Maria já não correu para os seus brazos como antes.

Tiago já não levantou os braços a pedir colo.

Apenas o olharam, sérios.

*—Estão bem? —* perguntou ele, tentando soar despreocupado.

*—Claro —* respondeu Joana com um sorriso perfeito. *— Estão um pouco sensíveis, mas é normal, ainda estão a adaptar-se.*

Ricardo quis acreditar novamente.

Até começar a reparar nos detalhes.

Maria saltou quando alguém levantou a voz na televisão.

Tiago escondia comida nos guardanapos.

Uma noite, Ricardo encontrou o filho sentado no chão, com o prato quase intacto.

*—Campeão, não tens fome?*

Tiago abanou a cabeça sem o olhar.

*—A Joana diz que já comi —* sussurrou.

Ricardo franziu a testa.

Foi à cozinha. Joana arrumava os frascos como se fossem peças de um puzzle perfeito.

*—O Tiago não quer jantar?*

*—Já comeu —* respondeu ela sem se virar. *— Está a aprender a não desperdiçar. Os teus filhos estavam mal habituados, Ricardo. A tua ex-mulher mimou-os demais.*

A frase trespassou-o. Apertou o mandíbula, mas não respondeu. Em vez disso, ficou acordado até tarde, a rever e-mails, mas com a mente presa nos olhos apagados dos filhos.

Nos dias seguintes, a inquietude cresceu.

Maria andava com cuidado, como se o chão a pudesse trair.
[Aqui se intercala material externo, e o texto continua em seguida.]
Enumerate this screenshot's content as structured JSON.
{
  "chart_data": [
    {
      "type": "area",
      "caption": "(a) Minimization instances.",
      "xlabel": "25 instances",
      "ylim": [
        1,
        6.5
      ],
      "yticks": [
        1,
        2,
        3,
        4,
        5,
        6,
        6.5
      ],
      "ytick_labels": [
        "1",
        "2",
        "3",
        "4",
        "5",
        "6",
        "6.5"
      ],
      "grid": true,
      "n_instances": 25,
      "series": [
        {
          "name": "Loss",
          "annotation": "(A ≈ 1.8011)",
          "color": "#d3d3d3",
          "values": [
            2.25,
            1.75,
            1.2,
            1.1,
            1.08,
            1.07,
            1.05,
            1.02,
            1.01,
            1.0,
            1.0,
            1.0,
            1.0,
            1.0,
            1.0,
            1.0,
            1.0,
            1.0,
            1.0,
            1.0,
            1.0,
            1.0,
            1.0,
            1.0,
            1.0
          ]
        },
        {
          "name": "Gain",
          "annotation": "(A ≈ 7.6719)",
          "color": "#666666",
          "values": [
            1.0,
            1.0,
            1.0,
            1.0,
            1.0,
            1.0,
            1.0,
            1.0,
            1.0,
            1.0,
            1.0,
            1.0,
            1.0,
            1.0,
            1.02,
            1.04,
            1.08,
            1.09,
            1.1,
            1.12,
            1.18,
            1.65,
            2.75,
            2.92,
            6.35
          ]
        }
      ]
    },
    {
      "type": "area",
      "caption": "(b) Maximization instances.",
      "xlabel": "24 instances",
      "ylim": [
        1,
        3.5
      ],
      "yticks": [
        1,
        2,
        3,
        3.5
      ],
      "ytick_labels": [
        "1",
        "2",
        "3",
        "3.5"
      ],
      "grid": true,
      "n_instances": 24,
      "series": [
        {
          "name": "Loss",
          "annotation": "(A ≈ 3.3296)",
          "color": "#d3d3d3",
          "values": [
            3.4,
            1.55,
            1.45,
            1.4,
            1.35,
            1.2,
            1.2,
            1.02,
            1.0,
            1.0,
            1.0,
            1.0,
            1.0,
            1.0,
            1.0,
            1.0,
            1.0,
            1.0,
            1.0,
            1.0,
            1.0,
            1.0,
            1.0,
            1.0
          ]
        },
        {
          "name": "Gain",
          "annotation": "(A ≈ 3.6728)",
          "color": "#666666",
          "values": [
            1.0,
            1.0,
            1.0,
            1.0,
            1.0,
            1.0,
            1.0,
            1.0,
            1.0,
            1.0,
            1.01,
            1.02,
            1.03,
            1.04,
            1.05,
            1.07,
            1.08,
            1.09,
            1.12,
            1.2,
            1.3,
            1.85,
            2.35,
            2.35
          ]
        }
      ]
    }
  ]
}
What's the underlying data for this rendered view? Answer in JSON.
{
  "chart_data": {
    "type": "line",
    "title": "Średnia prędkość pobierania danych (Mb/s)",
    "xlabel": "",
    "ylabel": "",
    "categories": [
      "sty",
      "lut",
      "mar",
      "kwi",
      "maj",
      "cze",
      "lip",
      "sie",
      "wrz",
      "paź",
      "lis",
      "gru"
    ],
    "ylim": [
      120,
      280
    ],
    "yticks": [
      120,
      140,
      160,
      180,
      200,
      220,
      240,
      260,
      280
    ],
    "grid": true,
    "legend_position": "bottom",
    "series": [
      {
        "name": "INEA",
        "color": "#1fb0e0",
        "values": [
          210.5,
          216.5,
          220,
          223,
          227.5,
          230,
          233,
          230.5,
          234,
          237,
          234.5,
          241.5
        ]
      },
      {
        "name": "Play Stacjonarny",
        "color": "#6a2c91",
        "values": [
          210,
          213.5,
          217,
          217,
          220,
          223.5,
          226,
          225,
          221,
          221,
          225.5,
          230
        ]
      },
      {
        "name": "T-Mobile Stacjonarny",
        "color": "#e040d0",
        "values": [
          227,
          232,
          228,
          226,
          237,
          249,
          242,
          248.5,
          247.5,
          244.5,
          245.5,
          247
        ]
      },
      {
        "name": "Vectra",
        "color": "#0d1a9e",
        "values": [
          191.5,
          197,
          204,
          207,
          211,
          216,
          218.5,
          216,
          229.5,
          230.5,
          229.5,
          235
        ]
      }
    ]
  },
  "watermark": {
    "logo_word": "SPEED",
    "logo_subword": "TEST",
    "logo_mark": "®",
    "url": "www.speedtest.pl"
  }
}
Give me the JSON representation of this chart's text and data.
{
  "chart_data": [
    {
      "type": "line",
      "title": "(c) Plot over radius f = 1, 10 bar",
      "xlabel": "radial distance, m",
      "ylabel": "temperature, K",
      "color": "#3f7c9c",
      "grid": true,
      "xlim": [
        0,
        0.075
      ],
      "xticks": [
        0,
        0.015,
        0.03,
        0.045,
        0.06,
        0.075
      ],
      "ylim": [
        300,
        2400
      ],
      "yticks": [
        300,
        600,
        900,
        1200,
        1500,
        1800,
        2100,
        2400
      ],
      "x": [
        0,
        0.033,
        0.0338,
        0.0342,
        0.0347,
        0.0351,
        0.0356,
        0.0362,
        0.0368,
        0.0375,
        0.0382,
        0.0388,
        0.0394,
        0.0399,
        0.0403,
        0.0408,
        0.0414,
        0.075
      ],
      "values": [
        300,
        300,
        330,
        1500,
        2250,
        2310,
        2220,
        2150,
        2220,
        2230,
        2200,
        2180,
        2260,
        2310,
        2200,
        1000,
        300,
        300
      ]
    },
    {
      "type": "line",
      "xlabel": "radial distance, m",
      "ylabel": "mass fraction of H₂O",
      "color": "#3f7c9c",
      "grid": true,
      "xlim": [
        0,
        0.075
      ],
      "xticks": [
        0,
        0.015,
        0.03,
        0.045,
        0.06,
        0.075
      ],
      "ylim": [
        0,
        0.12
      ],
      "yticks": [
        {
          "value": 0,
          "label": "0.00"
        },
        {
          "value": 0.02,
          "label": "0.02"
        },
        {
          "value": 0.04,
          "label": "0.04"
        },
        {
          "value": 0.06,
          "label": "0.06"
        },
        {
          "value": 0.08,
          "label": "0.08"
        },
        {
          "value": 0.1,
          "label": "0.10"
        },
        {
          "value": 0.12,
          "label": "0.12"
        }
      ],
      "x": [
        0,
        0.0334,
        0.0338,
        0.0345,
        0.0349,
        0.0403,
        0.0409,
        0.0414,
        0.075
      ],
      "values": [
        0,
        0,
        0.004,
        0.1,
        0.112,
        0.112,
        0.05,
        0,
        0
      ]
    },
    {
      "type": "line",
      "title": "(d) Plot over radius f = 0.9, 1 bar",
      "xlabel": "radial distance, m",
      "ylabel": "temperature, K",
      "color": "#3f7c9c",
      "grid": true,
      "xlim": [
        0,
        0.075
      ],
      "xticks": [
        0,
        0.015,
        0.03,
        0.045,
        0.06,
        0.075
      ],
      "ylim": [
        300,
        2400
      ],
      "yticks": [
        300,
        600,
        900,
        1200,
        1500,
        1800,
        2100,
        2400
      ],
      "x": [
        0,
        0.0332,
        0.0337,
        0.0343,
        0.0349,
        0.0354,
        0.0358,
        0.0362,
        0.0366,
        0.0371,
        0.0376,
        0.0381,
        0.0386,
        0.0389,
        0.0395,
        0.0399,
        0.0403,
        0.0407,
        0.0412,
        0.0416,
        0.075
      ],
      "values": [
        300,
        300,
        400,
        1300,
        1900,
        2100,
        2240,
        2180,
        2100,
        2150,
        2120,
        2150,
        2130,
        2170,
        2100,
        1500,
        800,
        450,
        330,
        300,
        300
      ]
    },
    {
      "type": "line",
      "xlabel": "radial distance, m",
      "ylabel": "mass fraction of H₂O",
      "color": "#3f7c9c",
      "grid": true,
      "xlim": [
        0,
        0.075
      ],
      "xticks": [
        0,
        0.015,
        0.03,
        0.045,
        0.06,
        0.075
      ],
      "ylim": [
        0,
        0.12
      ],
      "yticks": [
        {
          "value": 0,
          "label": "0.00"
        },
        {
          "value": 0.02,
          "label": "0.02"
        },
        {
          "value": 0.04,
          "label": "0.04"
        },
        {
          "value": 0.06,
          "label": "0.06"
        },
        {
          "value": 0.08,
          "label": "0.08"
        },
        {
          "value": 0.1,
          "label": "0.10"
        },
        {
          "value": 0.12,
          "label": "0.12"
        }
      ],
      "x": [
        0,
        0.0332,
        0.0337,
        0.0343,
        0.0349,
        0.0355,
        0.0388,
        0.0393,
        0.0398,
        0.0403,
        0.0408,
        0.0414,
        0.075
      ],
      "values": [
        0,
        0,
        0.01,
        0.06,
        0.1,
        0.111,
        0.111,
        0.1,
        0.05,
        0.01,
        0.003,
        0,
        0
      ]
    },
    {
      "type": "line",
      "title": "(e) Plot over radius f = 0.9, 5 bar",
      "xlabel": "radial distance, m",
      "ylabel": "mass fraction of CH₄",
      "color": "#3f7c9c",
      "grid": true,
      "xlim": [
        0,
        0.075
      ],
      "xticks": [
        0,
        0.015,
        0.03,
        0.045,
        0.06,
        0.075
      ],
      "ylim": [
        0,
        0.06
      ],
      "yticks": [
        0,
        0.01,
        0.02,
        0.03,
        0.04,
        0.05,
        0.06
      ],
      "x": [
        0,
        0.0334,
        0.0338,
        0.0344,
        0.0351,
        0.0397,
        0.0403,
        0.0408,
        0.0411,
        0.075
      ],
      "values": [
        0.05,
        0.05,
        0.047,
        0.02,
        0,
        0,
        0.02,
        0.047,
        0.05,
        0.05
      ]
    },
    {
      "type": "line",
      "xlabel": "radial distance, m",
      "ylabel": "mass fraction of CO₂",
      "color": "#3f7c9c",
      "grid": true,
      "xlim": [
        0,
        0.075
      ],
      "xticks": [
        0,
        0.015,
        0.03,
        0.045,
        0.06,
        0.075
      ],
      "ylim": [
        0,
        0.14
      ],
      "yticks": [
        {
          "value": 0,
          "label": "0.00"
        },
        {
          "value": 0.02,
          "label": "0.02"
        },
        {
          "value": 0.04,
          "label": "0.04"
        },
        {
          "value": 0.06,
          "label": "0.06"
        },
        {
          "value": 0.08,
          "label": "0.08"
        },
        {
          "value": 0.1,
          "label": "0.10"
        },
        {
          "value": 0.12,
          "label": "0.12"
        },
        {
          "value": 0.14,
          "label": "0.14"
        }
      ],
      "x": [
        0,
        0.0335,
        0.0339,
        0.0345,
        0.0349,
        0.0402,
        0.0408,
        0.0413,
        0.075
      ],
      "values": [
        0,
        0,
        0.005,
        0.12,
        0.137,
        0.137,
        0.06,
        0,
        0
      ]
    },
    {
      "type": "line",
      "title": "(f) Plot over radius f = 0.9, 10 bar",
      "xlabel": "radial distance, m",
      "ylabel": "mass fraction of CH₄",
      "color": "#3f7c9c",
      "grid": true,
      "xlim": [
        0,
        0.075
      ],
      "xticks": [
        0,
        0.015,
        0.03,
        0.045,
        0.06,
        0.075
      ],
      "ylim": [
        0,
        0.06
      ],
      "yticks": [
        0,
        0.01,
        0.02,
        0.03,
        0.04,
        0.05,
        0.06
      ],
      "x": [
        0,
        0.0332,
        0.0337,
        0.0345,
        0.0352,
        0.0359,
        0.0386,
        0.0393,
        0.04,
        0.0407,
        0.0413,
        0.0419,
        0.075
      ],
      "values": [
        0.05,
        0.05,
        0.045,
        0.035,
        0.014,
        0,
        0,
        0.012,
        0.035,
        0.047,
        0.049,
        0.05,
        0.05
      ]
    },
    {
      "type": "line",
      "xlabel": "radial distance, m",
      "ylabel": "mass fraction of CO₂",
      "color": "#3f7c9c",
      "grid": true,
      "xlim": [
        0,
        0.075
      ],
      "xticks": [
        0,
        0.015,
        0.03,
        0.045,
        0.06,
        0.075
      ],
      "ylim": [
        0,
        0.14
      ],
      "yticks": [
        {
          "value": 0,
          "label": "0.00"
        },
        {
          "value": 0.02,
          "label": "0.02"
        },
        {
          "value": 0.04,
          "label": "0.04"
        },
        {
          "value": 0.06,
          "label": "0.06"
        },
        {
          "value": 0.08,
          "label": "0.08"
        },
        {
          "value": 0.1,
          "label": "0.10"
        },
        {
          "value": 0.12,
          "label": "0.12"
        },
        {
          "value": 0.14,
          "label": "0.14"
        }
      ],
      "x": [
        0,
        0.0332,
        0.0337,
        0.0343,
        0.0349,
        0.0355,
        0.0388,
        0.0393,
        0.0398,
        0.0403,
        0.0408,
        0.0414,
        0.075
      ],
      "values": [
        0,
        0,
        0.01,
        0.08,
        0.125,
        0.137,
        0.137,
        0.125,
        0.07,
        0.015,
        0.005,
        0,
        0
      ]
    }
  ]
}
Joana corrigia-lhe cada gesto.

*—Não te encolhas.*

*—Não fales tão alto.*

*—Não mexas nisso, vais partir.*

*—Não chores por tudo, Maria, pareces um bebé.*

Tudo dito com sorriso se Ricardo estivesse por perto.

Com veneno quando ele se virava.

Havia outra presença na casa que Ricardo começou a notar: Sofia.

A jovem empregada doméstica fora contratada pouco depois da mudança. Devia ter vinte e cinco anos, cabelo escuro preso num rabo de cavalo simples, olhar doce, mãos ágeis. Era eficiente, invisível quando devia, mas os seus olhos suavizavam-se quando olhava para as crianças.

Mais de uma vez, Ricardo viu-a oferecer discretamente mais puré a Tiago quando julgava que ninguém olhava. A Maria, um biscoito escondido num guardanapo.

*—Come devagarinho, meu amor —* murmurava. *— Não há problema.*

Joana, quando a apanhava, torcia a boca.

*—Não queremos crianças gordas, Sofia —* dizia com doçura gelada. *— Aqui seguimos dietas equilibradas. Faz só o que te peço.*

Sofia baixava a cabeça, mas algo endurecia na sua expressão quando Joana se afastava.

Ricardo via.

Ricardo começava, pela primeira vez em muito tempo, a duvidar do seu próprio julgamento.

Uma noite, ouviu um choro abafado. Eram quase onze da noite. Joana dormia ao seu lado, imóvel, como uma estátua perfeita.

Ricardo levantou-se sem acender a luz. Seguiu o som até ao corredor. Parou à porta do quarto de Maria.

Abriu devagar.

Ela estava sentada na cama, abraçando os joelhos, com o rosto escondido.

*—Maria —* sussurrou ele. *— Querida, o que se pass—Não é nada — sussurrou ela, esfregando os olhos vermelhos —, a Joana disse que não posso incomodar.